On est loin d'une révolution léniniste ou du mythe du grand soir révolutionnaire (qu'il y en ait une multitude !). L'écologie révolutionnaire ne veut pas "prendre le pouvoir" par la violence mais changer notre base productive radicalement. Il ne s'agit pas d'instaurer une dictature mais de s'engager dans la sortie du salariat. L'écologie révolutionnaire veut sortir du productivisme et abolir le salariat, conscience des contraintes planétaires, des transformations du travail et des possibilités de l'avenir. Cette sortie du processus de valorisation, de l'économie séparée de la société, est le début de la réappropriation de notre vie.
La transformation du travail en cours est comparable aux débuts de la révolution industrielle : passage de la "force de travail" à la "résolution de problème". Ainsi, il n'y a plus de différences entre le temps de travail, de formation, d'information, de loisir ou de repos. La résolution de problème ne se mesure pas comme la dépense physique ou la simple permanence de service en heures de travail. Le besoin de flexibilité et de créativité dans un monde complexe doit certes privilégier les créations d'activités tout comme la diminution du temps de travail quand c'est possible. Le temps libéré peut effectivement permettre des activités non marchandes correspondant mieux à la civilisation de l'information et du savoir que la marchandisation de toutes les activités communicationnelles qu'on nous promet. Ces changements radicaux dans l'activité de base du citoyen annoncent aussi une nouvelle démocratie participative. La Réduction du Temps de Travail ne peut pas être suffisante pourtant. D'une part elle ne change pas le mode de production, qui reste toujours aussi productiviste, elle ne prétend qu'en répartir les postes, ce qui est déjà beaucoup, en postulant que cela diminue la croissance ce qui est très douteux. D'autre part, c'est la notion de temps de travail qui perd sa signification dans les activités créatrices ou de résolution de problèmes.
La libération du travail est à notre portée, le chômage plus l'automatisation le permettent à brève échéance si on sait dépasser les intérêts à court terme des néo-libéraux. Il faut organiser la sortie du salariat et du processus de valorisation du travail, passage du quantitatif au qualitatif.

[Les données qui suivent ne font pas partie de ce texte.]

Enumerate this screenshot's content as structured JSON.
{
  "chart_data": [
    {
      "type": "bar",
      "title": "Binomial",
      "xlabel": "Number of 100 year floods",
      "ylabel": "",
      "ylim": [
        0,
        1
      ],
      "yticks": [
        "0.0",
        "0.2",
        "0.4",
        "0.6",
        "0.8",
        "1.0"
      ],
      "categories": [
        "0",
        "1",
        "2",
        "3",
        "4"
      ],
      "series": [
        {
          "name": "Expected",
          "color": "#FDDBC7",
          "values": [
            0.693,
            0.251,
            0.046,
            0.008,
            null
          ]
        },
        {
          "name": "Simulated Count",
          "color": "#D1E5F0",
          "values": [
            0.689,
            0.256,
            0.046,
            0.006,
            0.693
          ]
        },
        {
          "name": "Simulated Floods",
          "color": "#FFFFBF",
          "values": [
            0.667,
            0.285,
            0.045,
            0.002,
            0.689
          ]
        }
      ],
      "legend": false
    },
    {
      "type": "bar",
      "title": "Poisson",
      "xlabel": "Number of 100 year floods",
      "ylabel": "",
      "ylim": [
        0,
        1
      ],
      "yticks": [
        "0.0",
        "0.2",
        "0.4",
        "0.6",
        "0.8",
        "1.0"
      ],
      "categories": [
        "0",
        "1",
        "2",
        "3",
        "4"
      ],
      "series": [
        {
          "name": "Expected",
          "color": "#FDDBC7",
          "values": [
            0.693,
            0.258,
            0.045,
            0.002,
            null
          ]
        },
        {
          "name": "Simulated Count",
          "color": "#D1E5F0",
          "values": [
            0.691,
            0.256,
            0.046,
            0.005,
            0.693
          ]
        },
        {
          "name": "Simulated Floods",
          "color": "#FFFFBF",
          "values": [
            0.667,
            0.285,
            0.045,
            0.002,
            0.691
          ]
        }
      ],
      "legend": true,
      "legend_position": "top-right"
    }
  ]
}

Concrètement, il faut d'abord augmenter les minima sociaux, puis obtenir un revenu d'existence cumulable avec un emploi et favorisant les activités libres. Grâce à ce revenu d'existence, c'est un nouveau modèle de développement qui va se mettre en place, donnant une égale dignité à tous les choix d'existence et favorisant les projets de développement personnel et artistique, l'artisanat, les professions libérales, le "service aux personnes", le tiers-secteur, la vie associative et citoyenne. C'est une subvention aux activités écologiquement souhaitables (bien supérieure aux emploi-jeunes) et la transition avec un nouveau mode de production. C'est l'aspect le plus positif et qui donne le plus d'espoir dans l'avenir. Une production centrée sur le produit peut remplacer une production guidée par le seul profit. Sur cette nouvelle base, une production écologique est possible et l'avenir retrouvé.
Il y a toutes sortes d'écologistes révolutionnaires.
Ils peuvent être "marxistes", libertaires, alternatifs ou de simples
opposants à la "croissance" et à la destruction de la société,
c'est-à-dire de véritables écologistes, mais pour
nous l'écologie n'est pas une simple amélioration de l'existant,
ce qui permettrait de rendre un peu plus durable le monde actuel et son
développement inégal et destructeur, rendre un peu plus supportable
ses souffrances et ses injustices. Au contraire, pour nous l'écologie
est la dénonciation d'un monde qui se fait contre nous. L'écologie
est pour nous l'urgence de l'avenir.